NGO lawsuit demands US crack down on idle offshore wells

NGO lawsuit demands US crack down on idle offshore wells
Bureau of Safety and Environmental Enforcement
Published on

US NGO the Center for Biological Diversity (CBD) sued the US Interior Department last Thursday for what it claims is an ongoing failure to examine the harms from offshore oil and gas drilling infrastructure the oil industry has not decommissioned.

In the Gulf of Mexico, more than 2,700 wells and nearly 500 platforms were overdue for decommissioning, which requires plugging wells and removing platforms or other equipment, as of June 2023. Inactive wells and platforms may represent a risk of oil spills, methane leaks and explosions.

US law requires that offshore oil and gas operators permanently plug wells, remove platforms and restore the seafloor environment once leases expire or infrastructure has been inactive for a certain period of time.

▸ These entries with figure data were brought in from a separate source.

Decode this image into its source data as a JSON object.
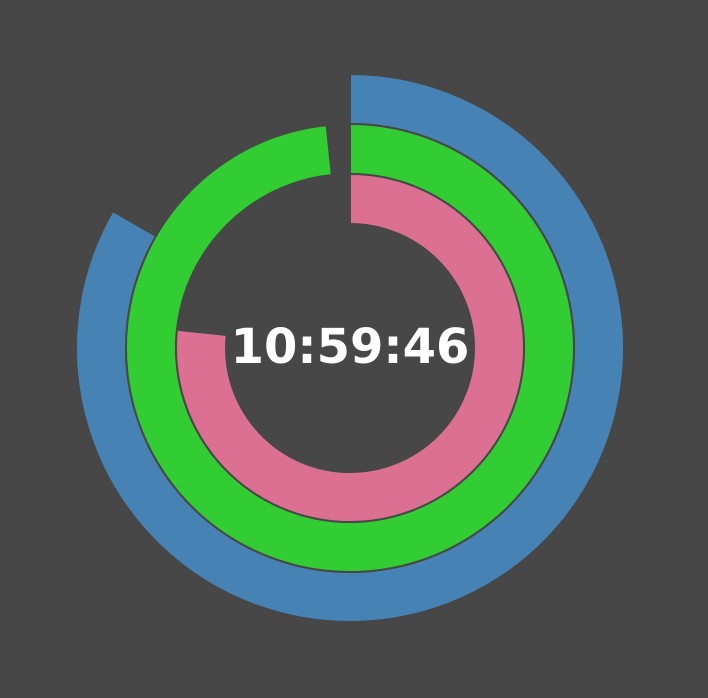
{
  "clock": {
    "time_text": "10:59:46",
    "background": "#474747",
    "rings": [
      {
        "name": "hours",
        "value": 10,
        "max": 12,
        "color": "#4682b4"
      },
      {
        "name": "minutes",
        "value": 59,
        "max": 60,
        "color": "#32cd32"
      },
      {
        "name": "seconds",
        "value": 46,
        "max": 60,
        "color": "#db7093"
      }
    ]
  }
}
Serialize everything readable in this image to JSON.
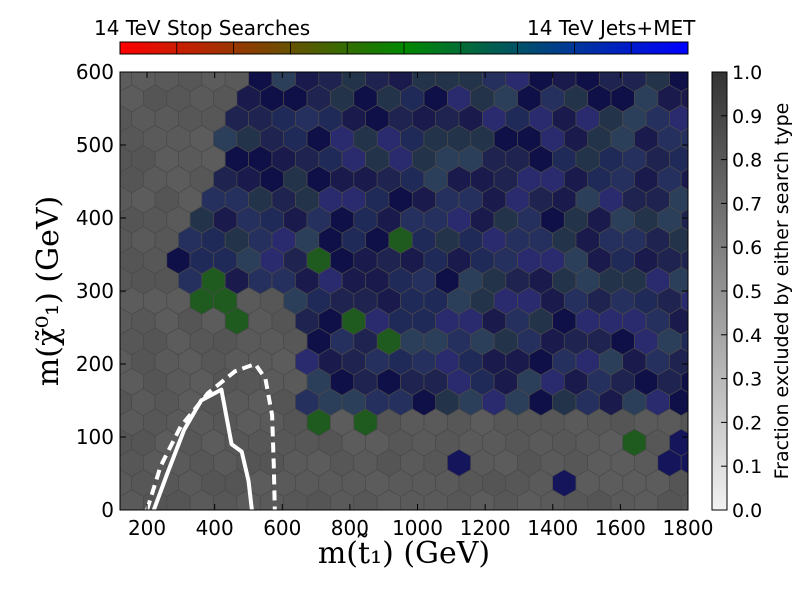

"Recent Government Accountability Office reports revealed that oil companies do not decommission wells within the deadlines," said CBD. "The investigations also found that Interior has been permitting decommissioning-in-place without adequately studying or minimizing the risks posed by this old equipment."

The lawsuit, filed in federal district court in Washington DC, claims federal agencies have violated the National Environmental Policy Act by failing to consider new information and changed circumstances showing that delayed decommissioning puts people and the environment at risk.

"Nearly 600 idle wells in the Gulf have not even been temporarily plugged to prevent leaks before decommissioning," added CBD. "More than 800 idle wells have been unused for more than a decade."